Aux chantiers inachevés, on compte l’église Sainte-Catherine, terminée par Wynand Janssens, et le palais Boch, dont le projet avait été entamé en 1857. Ce dernier, comme celui de l’église de Laeken, est abandonné au fur et à mesure par l’architecte qui, désormais, n’a qu'un seul objectif : le palais de justice. 

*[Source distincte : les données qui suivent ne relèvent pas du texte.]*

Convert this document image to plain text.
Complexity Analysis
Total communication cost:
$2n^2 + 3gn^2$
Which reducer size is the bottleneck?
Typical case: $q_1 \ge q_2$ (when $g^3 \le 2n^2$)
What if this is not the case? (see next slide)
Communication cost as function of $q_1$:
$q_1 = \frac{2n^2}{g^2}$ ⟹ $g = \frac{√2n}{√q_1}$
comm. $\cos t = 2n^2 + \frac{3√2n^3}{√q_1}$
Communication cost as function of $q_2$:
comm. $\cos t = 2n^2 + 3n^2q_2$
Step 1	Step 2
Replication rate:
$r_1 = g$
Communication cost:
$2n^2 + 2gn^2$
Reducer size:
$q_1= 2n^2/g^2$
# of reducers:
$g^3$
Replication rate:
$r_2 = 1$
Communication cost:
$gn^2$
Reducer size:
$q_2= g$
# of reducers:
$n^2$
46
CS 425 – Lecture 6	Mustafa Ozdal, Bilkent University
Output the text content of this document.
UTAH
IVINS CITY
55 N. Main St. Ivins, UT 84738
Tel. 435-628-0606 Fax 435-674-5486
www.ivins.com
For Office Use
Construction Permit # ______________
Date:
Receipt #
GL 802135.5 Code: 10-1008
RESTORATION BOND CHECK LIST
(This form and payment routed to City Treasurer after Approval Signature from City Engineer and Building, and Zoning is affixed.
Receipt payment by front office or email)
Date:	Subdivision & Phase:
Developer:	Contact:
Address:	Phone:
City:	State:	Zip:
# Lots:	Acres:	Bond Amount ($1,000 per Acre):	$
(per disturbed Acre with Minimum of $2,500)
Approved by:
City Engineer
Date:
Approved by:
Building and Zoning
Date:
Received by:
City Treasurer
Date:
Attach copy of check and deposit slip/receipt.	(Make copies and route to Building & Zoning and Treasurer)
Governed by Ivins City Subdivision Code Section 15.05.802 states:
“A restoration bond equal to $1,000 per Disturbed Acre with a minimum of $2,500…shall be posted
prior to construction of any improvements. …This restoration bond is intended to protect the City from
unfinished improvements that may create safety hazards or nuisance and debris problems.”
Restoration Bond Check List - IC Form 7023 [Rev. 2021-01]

Ce projet prend tellement de place dans la vie de Poelaert qu’à l’époque, on raconte qu’il est devenu fou en y travaillant. Une légende urbaine sans doute alimentée par les circonstances de sa mort. "Il est décédé à l’âge de 62 ans d’une hémorragie cérébrale. Je crois que cela a alimenté les légendes autour de sa folie. A l’époque, on ne connaissait pas ce type de pathologie, et puisque il travaillait à une œuvre aussi titanesque, les gens pensaient probablement qu’il était déjà un peu fou et que la participation à ce projet n’a pas aidé", explique Metzger. 

Fou ou pas, il doit certainement avoir une personnalité particulière : il se dit qu’il se lève la nuit pour travailler au projet, sans jamais en être satisfait. Ses calculs de budget ne sont jamais exacts, ni pour l’église de Laeken ni pour le palais de justice. Ses plans changent tout le temps, ce qui rend la construction du bâtiment plus difficile. Du reste, son projet évolue au fil du temps : les plans initiaux prévoyaient un dôme pyramidal, remplacé ensuite par la coupole. Les plans de 1862 mettent en évidence un palais avec des colonnes pour le dôme plus fines que celles qui ont été réalisées : le projet initial est même critiqué pour un manque présumé de monumentalité. 

Mais l’architecte ne voulait pas se justifier. Il avait accepté de travailler au projet à la seule condition d’être libre et indépendant, soumis uniquement au contrôle du ministre de la Justice. Du moins, officiellement. Comme rapporté dans les Annales Parlementaires, le ministre de la Justice avait demandé les plans définitifs du projet. En réponse, Poelaert, qui ne les avait pas, a répondu : "Si vous n’êtes pas content, je vous quitte". Cette personnalité indépendante aurait marqué ses contemporains. Lemonnier, dans sa nécrologie, écrit par exemple : "Une des singularités de Joseph Poelaert était cette sorte d’insubordination qui ne le faisait relever que de lui-même et volontairement le mettait aux prises avec des difficultés qui à d’autres eussent paru irréalisables. Imbu de ses idées jusqu’à méconnaître toute observation qui ait pu en arrêter l’exécution, il cédait souvent à la fantaisie plus qu’à la raison et n’était arrêté en chemin ni par les périls ni par la crainte que tout fût à refaire". Après sa mort, d’ailleurs, Lemonnier et l’écrivain français Jean Lorrain en sont arrivés à le définir comme un génie incompris : "Poelaert est mort fou, solitaire dans l’incompréhension de ses contemporains. Il est mort fou après avoir vogué pendant plusieurs années, dans la solennité de son monument inachevé, assis dans les coupoles de son rêve et qu’il ne devait pas voir réalisées".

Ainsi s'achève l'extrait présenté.